Essere persona, il rapporto con Dio e con gli altri, un dono da condividere
Successivamente, il Santo Padre ha approfondito il tema della relazione e del dono. “La persona implica sempre relazione, comunione e partecipazione nei confronti di Dio e degli altri; quindi, una relazione filiale con Dio Padre e una relazione fraterna con Cristo e con tutti gli esseri umani. Esclude ogni chiusura autoreferenziale.

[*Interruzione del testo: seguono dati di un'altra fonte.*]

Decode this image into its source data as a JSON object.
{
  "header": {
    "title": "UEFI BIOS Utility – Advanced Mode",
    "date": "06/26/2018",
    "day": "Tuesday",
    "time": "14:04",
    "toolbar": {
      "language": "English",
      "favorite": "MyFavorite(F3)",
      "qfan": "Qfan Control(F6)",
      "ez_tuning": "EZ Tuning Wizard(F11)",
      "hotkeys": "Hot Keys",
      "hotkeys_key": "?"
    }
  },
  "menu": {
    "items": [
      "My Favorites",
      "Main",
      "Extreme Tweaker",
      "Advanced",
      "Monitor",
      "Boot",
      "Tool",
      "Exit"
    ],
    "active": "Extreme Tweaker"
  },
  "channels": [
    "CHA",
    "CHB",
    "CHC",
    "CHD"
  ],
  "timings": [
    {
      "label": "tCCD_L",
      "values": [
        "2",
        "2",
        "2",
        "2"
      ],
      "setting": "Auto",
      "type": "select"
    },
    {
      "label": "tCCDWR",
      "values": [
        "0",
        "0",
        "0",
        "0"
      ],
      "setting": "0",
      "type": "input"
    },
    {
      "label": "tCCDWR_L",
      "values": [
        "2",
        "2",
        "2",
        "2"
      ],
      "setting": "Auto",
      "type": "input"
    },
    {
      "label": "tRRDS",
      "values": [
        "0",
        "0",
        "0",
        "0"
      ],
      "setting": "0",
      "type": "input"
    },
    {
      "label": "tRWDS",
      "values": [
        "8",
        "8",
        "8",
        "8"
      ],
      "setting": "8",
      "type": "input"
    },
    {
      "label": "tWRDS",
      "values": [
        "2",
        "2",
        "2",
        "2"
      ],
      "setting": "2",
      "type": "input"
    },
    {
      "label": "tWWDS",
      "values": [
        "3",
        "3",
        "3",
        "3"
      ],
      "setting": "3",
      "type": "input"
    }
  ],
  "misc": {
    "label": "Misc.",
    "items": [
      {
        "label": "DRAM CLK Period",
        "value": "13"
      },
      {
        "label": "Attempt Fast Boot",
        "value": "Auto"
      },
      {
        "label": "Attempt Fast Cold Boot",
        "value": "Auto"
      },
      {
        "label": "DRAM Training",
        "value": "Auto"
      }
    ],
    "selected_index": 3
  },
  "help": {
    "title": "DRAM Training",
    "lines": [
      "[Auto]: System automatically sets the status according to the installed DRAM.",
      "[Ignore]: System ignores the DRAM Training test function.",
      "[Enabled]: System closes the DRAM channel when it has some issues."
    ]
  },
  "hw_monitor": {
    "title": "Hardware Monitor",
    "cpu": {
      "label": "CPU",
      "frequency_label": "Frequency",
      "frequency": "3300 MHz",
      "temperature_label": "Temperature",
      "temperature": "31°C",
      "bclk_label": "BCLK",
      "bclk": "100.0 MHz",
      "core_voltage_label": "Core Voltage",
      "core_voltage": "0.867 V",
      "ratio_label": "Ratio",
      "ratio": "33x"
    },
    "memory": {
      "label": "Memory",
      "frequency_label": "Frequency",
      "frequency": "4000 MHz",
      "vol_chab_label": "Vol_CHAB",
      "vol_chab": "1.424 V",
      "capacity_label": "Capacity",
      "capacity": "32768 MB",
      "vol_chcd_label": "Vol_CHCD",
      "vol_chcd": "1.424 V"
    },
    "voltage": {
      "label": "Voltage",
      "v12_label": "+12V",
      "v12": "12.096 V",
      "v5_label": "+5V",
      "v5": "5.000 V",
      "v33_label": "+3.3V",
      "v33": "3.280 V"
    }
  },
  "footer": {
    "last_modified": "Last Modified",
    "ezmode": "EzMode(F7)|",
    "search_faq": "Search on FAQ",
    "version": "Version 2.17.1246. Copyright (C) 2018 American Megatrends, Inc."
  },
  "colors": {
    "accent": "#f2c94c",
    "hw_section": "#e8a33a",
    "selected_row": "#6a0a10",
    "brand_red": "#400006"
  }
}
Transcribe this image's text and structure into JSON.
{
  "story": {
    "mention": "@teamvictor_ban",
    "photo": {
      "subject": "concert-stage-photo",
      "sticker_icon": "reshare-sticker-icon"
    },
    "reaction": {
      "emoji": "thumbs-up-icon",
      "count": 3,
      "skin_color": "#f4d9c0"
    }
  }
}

Essere persona significa percepire se stessi come un dono da condividere, crescendo e maturando nell’accoglienza, nella reciprocità e nel servizio.
Questa dignità, ha ricordato il Papa, è affidata alla responsabilità di ciascuno; e allo stesso tempo, “richiede anche solidarietà e cura reciproca, superando le numerose falsificazioni e manipolazioni che ancora oggi ne sfigurano la percezione e ne ostacolano la realizzazione”.
Tre concetti: intelligenza, coscienza e libertà
In conclusione, Leone XIV ha sottolineato le tre espressioni più significative della dignità della persona evidenziate dalla *Gaudium et spes*: l’intelligenza, che rende l’essere umano un instancabile ricercatore della verità; la coscienza, attraverso la quale conferisce unità e senso alla propria vita; e la libertà, che lo rende protagonista responsabile delle proprie decisioni.
Si tratta di dimensioni strettamente legate tra loro: è nella coscienza che la verità viene riconosciuta come tale e dove la libertà può sperimentarla come proprio fondamento e possibilità, ha affermato il Pontefice.
Infine, il Papa ha affermato che “lo Spirito Santo, che dona la vita in Cristo, ci rende liberi e ci rassicura costantemente sulla nostra dignità di figli di Dio, liberandoci dalla paura e guidandoci verso la meta ultima (…).».
Messaggio conclusivo: promuovere e difendere la dignità umana
“Siamo stati creati a immagine di Dio: impegniamoci a promuovere e difendere la dignità dei figli di Dio, con la luce e la forza del Vangelo”, ha esortato il Successore di Pietro, ricordando la festa di ieri.
Ieri abbiamo celebrato la festa liturgica della Natività della Santissima Vergine Maria; che il suo esempio e la sua materna intercessione vi ispirino e vi accompagnino nella vostra vita, ha detto il Papa prima di impartire la benedizione ai pellegrini e ai fedeli in Piazza San Pietro.